The Texas governor slowed to reopen his state on Thursday when hospitals were flooded with “an explosion” of new cases of COVID-19 and authorities warned there may not be enough beds available.
“The last thing we want to do as a state is go back and close business,” Governor Greg Abbott said in a statement. “This temporary pause will help our state corner the spread until we can safely enter the next phase of opening our state for business.”
Abbott urged “all Texans to do their part to stop the spread of COVID-19 by wearing a mask, washing their hands regularly, and socially distancing themselves from others.”
“The more we follow all of these guidelines, the more secure our state will be and the more we can open Texas for business,” he said.
Abbott’s startling statement came shortly after he issued an executive order designed to free more beds in the state’s four largest counties by postponing “all surgeries and procedures that are not immediately medically necessary.”
Not long after that, the Texas Medical Center in Houston reported that all ICU beds were occupied.
But the sad news was not only limited to Texas, as the United States saw a record number of new coronavirus cases in a single day, with 45,557 reported on Wednesday, according to an NBC News count.
Southern and western states, such as Arizona and Florida, that began aggressively reopening around Memorial Day are now seeing staggering spikes that make it clear that the deadly virus shows no signs of disappearing, as President Donald has predicted. Trump repeatedly.
Overnight, Florida added 5,004 new cases of COVID-19 and the death toll in the state increased to 3,327. Arizona reported 3,056 new cases and 27 additional deaths on Thursday. And there was still no evidence that the Black Lives Matter protests that spread across the nation in the past three weeks after the George Floyd police murder were fueling the surge.
“We reopened in the context of a large persistent spread in those states, so it is inevitable that cases will increase,” former Federal Food and Drug Administration Commissioner Scott Gottlieb said on MSNBC’s “Morning Joe”. “I think they have increased more than most people expected, and I have certainly been surprised by the acceleration in the cases as well. I think most of us were.
In Texas, Dr. Faisal Masud, medical director of critical care medicine at the Houston Methodist hospital system, said they were driving for now, “but if this trajectory is that of the past 10 days, when we literally had triple our cases. ” — We can’t do that for a couple of weeks at all. “
“This is not good,” he told NBC News. “The explosion of patients everywhere, that explosion has to decrease.”
In New York, Governor Andrew Cuomo insisted Thursday that he was serious about applying the two-week quarantine that he and the governors of New Jersey and Connecticut want all visitors to current coronavirus-critical states like Texas to follow, Florida and Alabama.
“The law is that if you come from another state, you have to quarantine for 14 days,” Cuomo said on CNN. “If you don’t, and you get caught, you will have broken the law, you can be fined.”

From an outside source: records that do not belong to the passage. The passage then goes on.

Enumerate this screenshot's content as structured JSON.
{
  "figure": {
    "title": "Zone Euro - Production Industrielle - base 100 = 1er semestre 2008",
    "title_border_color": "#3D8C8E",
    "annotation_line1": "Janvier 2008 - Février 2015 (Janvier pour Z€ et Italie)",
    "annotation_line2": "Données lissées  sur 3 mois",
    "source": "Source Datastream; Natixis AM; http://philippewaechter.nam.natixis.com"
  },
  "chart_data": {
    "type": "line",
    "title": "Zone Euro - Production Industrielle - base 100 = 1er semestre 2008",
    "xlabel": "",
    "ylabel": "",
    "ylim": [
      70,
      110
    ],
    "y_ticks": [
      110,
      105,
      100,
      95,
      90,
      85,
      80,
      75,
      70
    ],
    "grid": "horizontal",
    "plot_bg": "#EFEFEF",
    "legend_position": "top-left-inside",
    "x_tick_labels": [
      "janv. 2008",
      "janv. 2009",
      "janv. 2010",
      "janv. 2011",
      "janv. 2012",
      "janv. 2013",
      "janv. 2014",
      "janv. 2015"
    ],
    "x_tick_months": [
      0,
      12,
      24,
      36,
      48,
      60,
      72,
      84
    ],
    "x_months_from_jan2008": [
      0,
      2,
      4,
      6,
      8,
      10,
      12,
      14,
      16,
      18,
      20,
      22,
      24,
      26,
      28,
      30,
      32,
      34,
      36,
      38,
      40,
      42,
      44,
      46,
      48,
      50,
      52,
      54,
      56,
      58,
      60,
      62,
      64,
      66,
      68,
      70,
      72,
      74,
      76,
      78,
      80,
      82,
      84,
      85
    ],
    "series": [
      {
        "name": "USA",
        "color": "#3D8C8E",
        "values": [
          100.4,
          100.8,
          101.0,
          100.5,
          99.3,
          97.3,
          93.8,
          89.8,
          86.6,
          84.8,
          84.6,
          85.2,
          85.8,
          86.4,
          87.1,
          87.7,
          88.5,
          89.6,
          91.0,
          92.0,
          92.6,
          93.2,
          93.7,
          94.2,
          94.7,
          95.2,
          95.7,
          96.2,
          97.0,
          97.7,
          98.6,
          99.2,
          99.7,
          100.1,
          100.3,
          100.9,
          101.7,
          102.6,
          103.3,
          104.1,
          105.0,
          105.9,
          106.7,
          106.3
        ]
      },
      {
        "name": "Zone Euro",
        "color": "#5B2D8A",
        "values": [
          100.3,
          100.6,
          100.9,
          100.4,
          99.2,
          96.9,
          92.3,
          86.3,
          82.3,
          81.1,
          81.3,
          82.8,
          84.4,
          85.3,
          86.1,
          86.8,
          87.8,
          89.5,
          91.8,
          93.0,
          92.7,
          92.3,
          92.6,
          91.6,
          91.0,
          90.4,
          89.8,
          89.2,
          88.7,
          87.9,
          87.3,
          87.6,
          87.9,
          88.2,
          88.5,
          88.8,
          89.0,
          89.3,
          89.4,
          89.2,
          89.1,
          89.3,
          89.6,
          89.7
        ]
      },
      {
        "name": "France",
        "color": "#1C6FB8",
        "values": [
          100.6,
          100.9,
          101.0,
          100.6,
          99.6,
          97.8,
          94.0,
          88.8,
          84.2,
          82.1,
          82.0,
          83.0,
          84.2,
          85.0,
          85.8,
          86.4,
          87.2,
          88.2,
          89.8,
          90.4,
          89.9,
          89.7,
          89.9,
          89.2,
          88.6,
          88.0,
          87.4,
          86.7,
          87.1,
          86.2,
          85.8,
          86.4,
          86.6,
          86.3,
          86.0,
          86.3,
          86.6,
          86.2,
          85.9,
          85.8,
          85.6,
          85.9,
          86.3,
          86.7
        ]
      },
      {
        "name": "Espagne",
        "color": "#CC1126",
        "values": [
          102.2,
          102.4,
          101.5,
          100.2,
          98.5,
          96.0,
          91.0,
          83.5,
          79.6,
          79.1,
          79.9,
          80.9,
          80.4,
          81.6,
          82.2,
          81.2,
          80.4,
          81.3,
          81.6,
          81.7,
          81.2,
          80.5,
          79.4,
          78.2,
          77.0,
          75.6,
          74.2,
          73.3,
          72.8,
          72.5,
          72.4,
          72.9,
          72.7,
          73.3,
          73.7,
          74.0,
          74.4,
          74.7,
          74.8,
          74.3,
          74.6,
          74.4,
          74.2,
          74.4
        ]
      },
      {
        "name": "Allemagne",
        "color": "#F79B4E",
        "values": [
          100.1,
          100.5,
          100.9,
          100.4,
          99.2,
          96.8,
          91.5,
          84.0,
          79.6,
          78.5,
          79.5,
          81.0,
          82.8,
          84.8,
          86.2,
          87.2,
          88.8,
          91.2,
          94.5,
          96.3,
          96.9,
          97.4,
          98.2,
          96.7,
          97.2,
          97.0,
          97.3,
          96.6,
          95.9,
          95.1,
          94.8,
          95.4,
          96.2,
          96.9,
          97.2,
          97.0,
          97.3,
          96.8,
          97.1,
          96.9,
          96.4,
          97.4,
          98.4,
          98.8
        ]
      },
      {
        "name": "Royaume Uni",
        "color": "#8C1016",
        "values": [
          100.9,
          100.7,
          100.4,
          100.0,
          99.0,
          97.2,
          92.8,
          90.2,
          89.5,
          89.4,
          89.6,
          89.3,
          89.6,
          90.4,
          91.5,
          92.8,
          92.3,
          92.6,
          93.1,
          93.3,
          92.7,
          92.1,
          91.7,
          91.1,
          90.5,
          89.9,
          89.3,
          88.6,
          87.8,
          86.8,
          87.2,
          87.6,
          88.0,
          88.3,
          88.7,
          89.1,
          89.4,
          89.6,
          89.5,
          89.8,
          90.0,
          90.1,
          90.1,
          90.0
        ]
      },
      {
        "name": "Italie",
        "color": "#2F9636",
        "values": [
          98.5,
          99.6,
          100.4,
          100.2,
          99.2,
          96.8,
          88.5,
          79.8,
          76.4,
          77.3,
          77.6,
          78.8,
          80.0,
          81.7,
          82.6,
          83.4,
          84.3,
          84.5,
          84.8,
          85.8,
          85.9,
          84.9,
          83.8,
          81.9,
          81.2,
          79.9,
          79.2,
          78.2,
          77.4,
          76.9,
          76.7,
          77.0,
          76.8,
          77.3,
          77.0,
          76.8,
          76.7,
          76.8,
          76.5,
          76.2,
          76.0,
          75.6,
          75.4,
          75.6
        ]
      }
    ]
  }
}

“If you fly to New York, we will have your name, we will know where you are supposed to be. There will be random checks, “she added.
But police and public health experts told NBC News they have serious doubts about whether such a requirement can be enforced, while an expert suggested Cuomo’s move was political retribution against Florida Governor Ron DeSantis, who had asked New Yorkers self-quarantine for two weeks in March when coronavirus cases skyrocketed in New York.
In New York City, Mayor Bill de Blasio announced that the city was “on its way” to begin phase three of its reopening on July 6. That would include reopening outdoor recreation areas like dog courts and basketball courts, and allowing indoor dining in restaurants and restaurants. operation of nail salons at 50 percent capacity.
As the country closed to stop the spread of the coronavirus, the pandemic abruptly halted the economy that started under President Barack Obama and continued under Trump.
The effects of that were evident on Wednesday when the Labor Department reported that 1.48 million people applied for unemployment benefits last week. It was the fourteenth week in a row that states processed more than a million applications for the first time.
Larry Kudlow, director of the National Economic Council, admitted in an interview with the Fox Business Network on Thursday that “there are spikes at critical points, there is no doubt about it, and there will be some closings, at individual locations.”
But Kudlow said he believes the unemployment rate will be less than 10 percent by the end of the year and that “it will be a constant drum with more jobs and less unemployment.”
The current national unemployment rate is 13.3 percent, according to the Department of Labor.